LLP Registration Procedure
Limited Liability Partnership (LLP) is a body corporate formed and incorporated under the LLP Act, 2008 . LLP is a legal entity which has a separate identity from its partner. LLP is a newly introduced corporate entity which aimed at small and medium-sized business.
Benefits of LLP
LLP is a partnership where one get the benefits of some features of partnership and companies together. Recently, small and medium entrepreneurs have started opting for Limited Liability Partnership considering the following advantage:
- Benefits of both partnership and companies;
- No minimum capital requirement;
- The advantage of Tax Benefits;
- Lower compliance requirement;
- Perpetual Succession;
- Low cost of incorporation;
- Liability of partners is limited to the contribution mentioned in the agreement.
What is the procedure of LLP incorporation?
All the Designated Partners of proposed Limited Liability Partnership has to apply for Designated Partners Identification Number (DPIN). DPIN application shall make in e-form DIR 3.
The Designated Partner whose signatures are to be affixed in e-form shall register their DSC on MCA portal.
File the Form 1 for reservation of name of proposed Limited Liability Partnership. You can select up to 6 proposed name of LLP in form 1. Also, need to provide the details of minimum 2 designated partners of proposed Limited Liability Partnership. One partner shall be a resident of India.
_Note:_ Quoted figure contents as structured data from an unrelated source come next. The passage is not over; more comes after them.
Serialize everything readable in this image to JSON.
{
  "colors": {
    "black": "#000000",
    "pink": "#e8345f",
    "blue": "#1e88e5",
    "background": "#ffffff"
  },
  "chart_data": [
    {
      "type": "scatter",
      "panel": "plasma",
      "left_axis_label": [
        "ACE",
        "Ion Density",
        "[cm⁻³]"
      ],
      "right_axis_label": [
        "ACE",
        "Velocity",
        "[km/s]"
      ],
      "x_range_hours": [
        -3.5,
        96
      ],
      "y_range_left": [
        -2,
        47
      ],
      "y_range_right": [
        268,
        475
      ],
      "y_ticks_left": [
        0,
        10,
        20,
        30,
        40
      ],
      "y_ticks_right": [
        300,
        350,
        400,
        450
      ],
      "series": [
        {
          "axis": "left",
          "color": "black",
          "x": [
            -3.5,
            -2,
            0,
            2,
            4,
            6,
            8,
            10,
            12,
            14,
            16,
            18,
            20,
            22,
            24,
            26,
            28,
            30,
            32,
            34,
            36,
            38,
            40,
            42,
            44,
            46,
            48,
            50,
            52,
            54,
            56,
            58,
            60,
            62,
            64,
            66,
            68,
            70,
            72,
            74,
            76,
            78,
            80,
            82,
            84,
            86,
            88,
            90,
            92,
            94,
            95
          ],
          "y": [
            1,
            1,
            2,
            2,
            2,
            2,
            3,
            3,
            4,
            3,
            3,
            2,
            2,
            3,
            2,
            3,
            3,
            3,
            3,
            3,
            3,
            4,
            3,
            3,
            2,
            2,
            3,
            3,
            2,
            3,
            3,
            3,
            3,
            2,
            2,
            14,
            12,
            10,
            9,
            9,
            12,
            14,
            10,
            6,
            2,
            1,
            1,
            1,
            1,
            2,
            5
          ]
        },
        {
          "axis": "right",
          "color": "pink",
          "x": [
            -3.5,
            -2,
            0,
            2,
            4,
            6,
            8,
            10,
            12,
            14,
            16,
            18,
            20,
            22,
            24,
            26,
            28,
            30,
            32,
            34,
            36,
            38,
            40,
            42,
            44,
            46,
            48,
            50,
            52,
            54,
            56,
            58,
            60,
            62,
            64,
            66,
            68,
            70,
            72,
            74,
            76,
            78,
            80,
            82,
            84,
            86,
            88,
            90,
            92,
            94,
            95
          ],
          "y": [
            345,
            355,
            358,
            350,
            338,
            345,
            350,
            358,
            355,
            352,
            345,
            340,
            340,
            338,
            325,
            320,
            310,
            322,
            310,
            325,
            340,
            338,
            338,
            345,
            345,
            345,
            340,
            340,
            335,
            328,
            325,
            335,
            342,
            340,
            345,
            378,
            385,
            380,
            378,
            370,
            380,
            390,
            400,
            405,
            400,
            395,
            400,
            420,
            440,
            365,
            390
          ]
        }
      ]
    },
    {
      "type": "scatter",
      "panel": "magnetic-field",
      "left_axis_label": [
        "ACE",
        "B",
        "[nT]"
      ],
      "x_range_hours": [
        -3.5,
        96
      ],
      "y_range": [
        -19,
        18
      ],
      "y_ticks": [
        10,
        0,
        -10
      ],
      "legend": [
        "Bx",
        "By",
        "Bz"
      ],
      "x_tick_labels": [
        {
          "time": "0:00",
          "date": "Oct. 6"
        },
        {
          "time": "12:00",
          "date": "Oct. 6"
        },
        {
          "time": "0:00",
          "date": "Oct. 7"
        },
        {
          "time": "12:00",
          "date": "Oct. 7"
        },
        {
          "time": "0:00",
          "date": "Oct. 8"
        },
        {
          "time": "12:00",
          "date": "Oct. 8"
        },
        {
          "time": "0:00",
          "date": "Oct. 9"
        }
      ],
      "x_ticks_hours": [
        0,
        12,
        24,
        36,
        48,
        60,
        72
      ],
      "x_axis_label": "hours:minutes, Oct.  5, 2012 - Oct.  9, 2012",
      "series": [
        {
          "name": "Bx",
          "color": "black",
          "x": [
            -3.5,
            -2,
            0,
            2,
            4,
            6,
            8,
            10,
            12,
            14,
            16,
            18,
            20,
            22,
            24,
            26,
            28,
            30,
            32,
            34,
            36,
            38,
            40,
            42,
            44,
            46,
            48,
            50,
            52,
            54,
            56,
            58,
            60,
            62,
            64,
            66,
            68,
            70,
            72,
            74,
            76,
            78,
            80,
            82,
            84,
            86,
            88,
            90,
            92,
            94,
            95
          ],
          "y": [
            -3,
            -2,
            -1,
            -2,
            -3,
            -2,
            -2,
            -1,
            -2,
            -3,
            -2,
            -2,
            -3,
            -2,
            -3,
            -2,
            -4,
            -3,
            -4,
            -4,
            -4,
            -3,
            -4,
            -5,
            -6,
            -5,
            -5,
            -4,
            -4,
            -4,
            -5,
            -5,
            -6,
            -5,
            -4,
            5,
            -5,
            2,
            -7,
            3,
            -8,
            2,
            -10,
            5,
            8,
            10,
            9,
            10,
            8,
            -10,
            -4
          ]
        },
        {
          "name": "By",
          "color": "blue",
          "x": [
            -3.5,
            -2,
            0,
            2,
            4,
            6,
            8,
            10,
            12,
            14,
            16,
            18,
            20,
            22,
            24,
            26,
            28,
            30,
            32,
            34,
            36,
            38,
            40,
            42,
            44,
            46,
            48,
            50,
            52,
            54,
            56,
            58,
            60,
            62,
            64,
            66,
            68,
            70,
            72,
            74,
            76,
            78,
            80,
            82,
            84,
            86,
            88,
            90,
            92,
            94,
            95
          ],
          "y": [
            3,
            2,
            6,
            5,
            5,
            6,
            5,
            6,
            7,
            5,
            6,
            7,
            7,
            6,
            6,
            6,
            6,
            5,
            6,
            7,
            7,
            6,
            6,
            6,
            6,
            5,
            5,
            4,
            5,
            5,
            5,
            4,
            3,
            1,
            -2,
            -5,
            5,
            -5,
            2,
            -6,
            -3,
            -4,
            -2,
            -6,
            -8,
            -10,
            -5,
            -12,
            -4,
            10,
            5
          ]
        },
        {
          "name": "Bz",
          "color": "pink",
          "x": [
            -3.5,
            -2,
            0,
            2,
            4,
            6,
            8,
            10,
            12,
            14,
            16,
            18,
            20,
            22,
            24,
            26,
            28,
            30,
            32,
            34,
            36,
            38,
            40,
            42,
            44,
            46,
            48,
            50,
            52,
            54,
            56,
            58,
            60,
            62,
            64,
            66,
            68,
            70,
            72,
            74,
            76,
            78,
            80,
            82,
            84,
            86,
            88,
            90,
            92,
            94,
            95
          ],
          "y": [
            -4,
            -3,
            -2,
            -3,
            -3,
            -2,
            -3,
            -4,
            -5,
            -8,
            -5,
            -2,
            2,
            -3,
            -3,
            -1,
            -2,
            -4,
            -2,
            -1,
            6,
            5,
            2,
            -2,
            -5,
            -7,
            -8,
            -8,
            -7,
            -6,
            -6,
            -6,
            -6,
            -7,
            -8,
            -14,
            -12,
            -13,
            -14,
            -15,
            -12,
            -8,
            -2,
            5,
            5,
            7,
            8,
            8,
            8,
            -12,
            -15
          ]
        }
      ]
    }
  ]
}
Any individual or Body corporate can be Partner of Limited Liability Partnership.
After the reservation of name, the applicant shall file the ‘Form 2’ for incorporation and subscription. Inform 2, the details of partners, the amount of proposed monetary value of partners contribution, Subscriber sheet, proof of registered of add, consent form from partners need to be given and if proposed name include any banking, venture, CA, CS, Trademark etc, then in principle approval of the regulatory authority need to attach in form 2.
On receipt of complete application, Registrar will issue a certificate of incorporation after satisfying of LLP Act.
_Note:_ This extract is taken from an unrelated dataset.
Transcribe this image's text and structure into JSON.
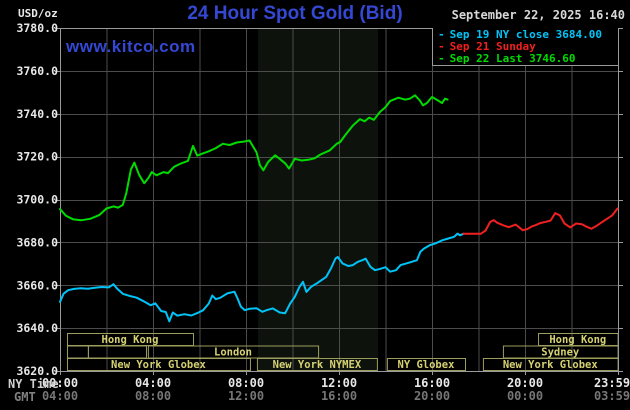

After the successful registration, the draft of LLP agreement needs to be incorporated in line with LLP Act. The agreement is not mandatory at the time of registration can be filed within 30 days of incorporation. All the partners are liable to comply with the provisions of Agreement at all time. Followings are the some imported clause need to be incorporate in Limited Liability Partnership agreement:
See Also, Change in LLP agreement
- Name, Object and Register Office of Limited Liability Partnership;
- The initial Contribution of the LLP by Partners;
- Valuation of Non-Monetary contribution;
- The net profits or losses sharing ratios;
- Detail of Designated Partners;
- Interest payable on Capital Loan;
- Remuneration payable to the working partners;
- Mode of operation of Bank Accounts;
- Appointment of an arbitrator;
- Rights and Duties of Partners;
- Rights and Duties of Designated Partners;
- Indemnity clause;
- Goodwill clause;
- Procedure to appoint Auditor;
- Admission of New Partner;
- Cessation of Existing Partners;
- Winding up of Limited Liability Partnership;
- Amendments of Limited Liability Partnership;
- The extent of Liability of Limited Liability Partnership;
- Liability of Partners in Limited Liability Partnership;
- Other business if any carried
The LLP agreement once finalized need to be filed in Form:3 (Information with regard to Limited Liability Partnership agreement) and Form 4 (Notice of appointment of partner and his consent). The agreement may be filed along with Form 2 or within 30 days of the incorporation.